The mutative signs of the radiation can be seen and felt in ways that maintain a cohesive reality. In the Zone this radiation has effected massive changes to the environment. The region becomes a place where mutants come in many different forms and with many different abilities. As varied as nature itself, these side effects of the second explosion roam the area, turning it into a lawless, uncontrollable land that is twisted for individual need and greed. The creatures here are possessed of more than natural cunning. These hyper intelligent abnormalities are more than a match for anyone, however well armed, who enters the Zone looking for personal gain. And so few even think of making such an attempt. Scientific and military expeditions quickly cease their forages and the tendency to disappear produces too high a cost. Sealing off the area and politically defining the Zone, the Government's position appears to be one of containment. And whilst it appears to be working in terms of preventing the horrors from escaping, it overlooks the need to keep other horrors from entering.
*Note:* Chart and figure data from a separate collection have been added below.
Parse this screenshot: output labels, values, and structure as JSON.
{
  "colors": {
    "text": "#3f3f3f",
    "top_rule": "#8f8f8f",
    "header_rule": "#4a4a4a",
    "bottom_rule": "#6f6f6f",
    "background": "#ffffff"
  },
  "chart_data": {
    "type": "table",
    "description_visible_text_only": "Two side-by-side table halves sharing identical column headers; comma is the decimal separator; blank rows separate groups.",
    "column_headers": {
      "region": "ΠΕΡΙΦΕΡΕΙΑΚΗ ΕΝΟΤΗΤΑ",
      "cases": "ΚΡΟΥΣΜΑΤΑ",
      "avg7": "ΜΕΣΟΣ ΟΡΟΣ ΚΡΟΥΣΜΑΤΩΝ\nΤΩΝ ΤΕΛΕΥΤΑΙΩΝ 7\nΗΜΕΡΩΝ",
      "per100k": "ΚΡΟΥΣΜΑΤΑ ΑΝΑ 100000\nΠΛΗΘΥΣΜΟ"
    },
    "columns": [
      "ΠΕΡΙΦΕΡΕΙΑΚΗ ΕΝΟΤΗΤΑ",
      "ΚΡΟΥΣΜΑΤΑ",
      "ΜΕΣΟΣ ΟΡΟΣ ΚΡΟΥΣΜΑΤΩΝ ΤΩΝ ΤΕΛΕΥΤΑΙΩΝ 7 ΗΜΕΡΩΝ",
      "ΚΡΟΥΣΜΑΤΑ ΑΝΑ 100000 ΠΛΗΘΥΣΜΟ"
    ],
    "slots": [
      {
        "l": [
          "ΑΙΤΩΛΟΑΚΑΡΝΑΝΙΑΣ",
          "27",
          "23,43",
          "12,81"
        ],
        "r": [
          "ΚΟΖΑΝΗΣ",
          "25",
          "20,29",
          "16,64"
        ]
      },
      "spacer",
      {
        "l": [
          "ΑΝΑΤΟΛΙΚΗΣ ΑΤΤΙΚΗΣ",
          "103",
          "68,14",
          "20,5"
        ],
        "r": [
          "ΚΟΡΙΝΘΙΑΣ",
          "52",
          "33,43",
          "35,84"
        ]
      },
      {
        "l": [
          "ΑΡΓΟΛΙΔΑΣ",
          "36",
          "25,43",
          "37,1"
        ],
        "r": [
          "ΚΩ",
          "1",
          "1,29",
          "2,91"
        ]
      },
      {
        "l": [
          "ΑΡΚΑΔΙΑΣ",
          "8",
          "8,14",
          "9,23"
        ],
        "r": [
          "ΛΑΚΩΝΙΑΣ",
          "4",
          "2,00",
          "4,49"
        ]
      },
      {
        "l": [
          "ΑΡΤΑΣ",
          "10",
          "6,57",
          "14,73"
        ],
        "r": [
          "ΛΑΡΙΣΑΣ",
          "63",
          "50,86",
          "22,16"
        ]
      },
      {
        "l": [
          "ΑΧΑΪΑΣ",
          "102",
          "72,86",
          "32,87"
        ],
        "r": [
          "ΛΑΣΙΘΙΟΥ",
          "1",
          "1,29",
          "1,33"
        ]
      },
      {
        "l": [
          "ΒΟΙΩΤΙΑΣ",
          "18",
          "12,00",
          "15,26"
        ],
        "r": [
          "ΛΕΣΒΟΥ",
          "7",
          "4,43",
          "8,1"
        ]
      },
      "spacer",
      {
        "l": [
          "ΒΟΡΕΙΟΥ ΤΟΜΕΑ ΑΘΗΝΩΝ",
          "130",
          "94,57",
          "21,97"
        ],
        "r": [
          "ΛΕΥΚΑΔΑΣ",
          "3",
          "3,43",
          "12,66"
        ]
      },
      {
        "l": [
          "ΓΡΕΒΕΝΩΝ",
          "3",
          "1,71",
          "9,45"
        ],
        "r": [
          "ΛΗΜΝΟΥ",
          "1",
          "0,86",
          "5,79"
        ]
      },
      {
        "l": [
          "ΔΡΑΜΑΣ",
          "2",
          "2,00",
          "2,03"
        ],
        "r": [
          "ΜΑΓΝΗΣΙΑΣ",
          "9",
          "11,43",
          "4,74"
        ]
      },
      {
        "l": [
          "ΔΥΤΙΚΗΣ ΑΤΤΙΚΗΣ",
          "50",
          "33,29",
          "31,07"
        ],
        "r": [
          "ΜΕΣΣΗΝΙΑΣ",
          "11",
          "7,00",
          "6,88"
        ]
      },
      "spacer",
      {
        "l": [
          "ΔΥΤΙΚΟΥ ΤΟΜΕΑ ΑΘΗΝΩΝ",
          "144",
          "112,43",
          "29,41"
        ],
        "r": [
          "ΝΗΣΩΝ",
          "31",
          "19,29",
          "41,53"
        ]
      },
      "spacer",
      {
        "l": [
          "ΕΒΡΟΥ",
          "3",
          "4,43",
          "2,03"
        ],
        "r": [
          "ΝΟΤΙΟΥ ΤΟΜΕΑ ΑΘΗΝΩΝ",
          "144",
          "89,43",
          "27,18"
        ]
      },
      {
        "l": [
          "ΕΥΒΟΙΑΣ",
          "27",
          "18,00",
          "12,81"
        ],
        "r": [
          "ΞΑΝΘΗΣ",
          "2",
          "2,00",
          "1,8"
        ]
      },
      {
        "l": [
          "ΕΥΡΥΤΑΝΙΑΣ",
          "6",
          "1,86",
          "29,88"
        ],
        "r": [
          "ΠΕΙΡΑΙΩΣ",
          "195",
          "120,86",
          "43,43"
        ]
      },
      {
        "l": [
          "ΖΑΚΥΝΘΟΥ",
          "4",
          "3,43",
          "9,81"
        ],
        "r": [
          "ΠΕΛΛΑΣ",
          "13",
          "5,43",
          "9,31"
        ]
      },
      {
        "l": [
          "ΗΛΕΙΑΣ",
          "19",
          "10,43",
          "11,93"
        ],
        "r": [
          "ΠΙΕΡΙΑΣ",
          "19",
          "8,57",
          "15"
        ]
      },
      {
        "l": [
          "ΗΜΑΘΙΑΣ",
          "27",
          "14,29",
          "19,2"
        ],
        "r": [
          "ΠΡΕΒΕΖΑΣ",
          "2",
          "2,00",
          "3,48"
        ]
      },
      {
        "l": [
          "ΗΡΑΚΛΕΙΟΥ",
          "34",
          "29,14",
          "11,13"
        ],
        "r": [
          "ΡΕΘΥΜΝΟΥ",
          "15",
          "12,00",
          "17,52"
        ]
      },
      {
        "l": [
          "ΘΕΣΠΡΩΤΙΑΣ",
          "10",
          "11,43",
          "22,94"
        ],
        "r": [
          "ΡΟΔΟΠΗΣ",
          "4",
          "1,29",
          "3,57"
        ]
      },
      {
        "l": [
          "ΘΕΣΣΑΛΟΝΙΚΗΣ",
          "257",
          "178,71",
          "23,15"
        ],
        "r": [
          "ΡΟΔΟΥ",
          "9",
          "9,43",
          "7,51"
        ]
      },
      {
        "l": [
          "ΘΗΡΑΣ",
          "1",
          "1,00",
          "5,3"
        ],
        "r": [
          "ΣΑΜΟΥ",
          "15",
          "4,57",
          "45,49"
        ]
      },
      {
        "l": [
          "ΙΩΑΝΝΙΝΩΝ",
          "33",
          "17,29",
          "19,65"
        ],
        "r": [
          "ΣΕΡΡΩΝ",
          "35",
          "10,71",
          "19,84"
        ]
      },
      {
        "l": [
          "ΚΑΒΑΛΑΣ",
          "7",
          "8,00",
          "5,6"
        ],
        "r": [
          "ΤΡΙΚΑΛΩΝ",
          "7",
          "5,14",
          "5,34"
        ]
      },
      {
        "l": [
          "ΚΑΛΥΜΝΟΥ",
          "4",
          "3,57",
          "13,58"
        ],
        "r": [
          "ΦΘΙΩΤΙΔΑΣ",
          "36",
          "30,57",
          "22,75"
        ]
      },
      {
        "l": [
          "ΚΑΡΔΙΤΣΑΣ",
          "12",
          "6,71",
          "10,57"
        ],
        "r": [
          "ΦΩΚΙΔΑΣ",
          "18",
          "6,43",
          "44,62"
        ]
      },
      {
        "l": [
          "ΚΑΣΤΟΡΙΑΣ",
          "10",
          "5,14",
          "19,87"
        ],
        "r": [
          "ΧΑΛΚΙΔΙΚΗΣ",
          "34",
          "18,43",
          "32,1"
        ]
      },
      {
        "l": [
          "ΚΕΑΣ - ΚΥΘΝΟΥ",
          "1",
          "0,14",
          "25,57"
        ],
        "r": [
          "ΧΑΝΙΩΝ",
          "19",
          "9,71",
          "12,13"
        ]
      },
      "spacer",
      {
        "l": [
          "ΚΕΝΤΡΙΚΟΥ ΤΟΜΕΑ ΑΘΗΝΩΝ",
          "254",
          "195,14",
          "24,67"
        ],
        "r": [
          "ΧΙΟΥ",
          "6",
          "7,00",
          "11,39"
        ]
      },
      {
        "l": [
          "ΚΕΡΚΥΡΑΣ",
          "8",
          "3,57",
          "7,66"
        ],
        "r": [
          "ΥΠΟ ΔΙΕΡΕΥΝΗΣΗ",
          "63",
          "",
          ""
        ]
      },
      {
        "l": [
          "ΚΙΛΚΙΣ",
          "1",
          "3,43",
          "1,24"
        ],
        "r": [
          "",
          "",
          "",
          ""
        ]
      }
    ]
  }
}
A new breed of mercenary is seen in the game. These are the S.t.a.l.k.e.r.s, a band of people linked by activity rather than formal affiliation. The stalker will risk his or her life in the Zone on a daily basis, looking for that lucrative job - whether it is retrieving an artefact for some rich collector, scouting for intelligence or even rescuing some other, hapless and would-be s.t.a.l.k.e.r. The s.t.a.l.k.e.r, just like the Zone they roam within, knows few boundaries and is as open to change as the mutations within.
It's with these people that the game really starts six years after the second explosion. The Zone is a fully formed region, talked about in the media and home to all manner of abnormalities. S.t.a.l.k.e.r.s come and go regularly and the most experienced develop an affinity with the subtleties of the phenomenon. Knowledge is their first weapon and their first objective. Beyond this we have choice.
S.T.A.L.K.E.R: Shadow Of Chernobyl takes this choice as the bedrock of the game structure. Always aware of the presence of death - often in cruel and unusual disguises, a s.t.a.l.k.e.r will learn as much as possible about the environment. And there is a lot to learn. The Zone is constantly evolving, mutating into new forms as creatures of every size and shape shift about the land in response to built in urges or as a reaction to new dangers. This highly complex play of cause and effect makes for a difficult playing terrain and a randomness that prohibits complacency. Even anomalies become as much a part of the landscape as the sunrise (only far less predictable in their occurrence). Hunger, fatigue and the constant effects of radiation on the body play a key part for everyone within the Zone - notably the player's stalker who must take their own health and their own needs into consideration with every step they take.
It's this vastly evolved life simulation system that sets S.T.A.L.K.E.R: Shadow Of Chernobyl apart from other experiences. It sets new standards for the MMORPG approach to gaming and ups the stakes in action adventures. Objectives and missions become subject to the whims of individual choice as players integrate themselves in the S.T.A.L.K.E.R world. Non-player characters have their own priorities, some of which may or may not clash with those of the player. Their abilities grow as they become increasingly familiar with the landscape and the altered laws that govern it. How you react becomes as much a part in developing a sense of character as surely as finding new weapons or artefacts. Again we place huge emphasis on cause and effect within scenarios; the shoot now ask questions later approach will yield a vastly different outcome than that of invisible infiltration.
Hundreds of possibilities are open to a s.t.a.l.k.e.r within the Zone and not every danger will present itself in physical form. The beauty and achievement of the game's parameters is to establish a hyper realistic world that at once seems eerily familiar and dangerously alien. Should a player work to uncover the secrets of the Zone, and of the phenomena within then they can face over eight different endings offering a vastly rewarding game-play experience.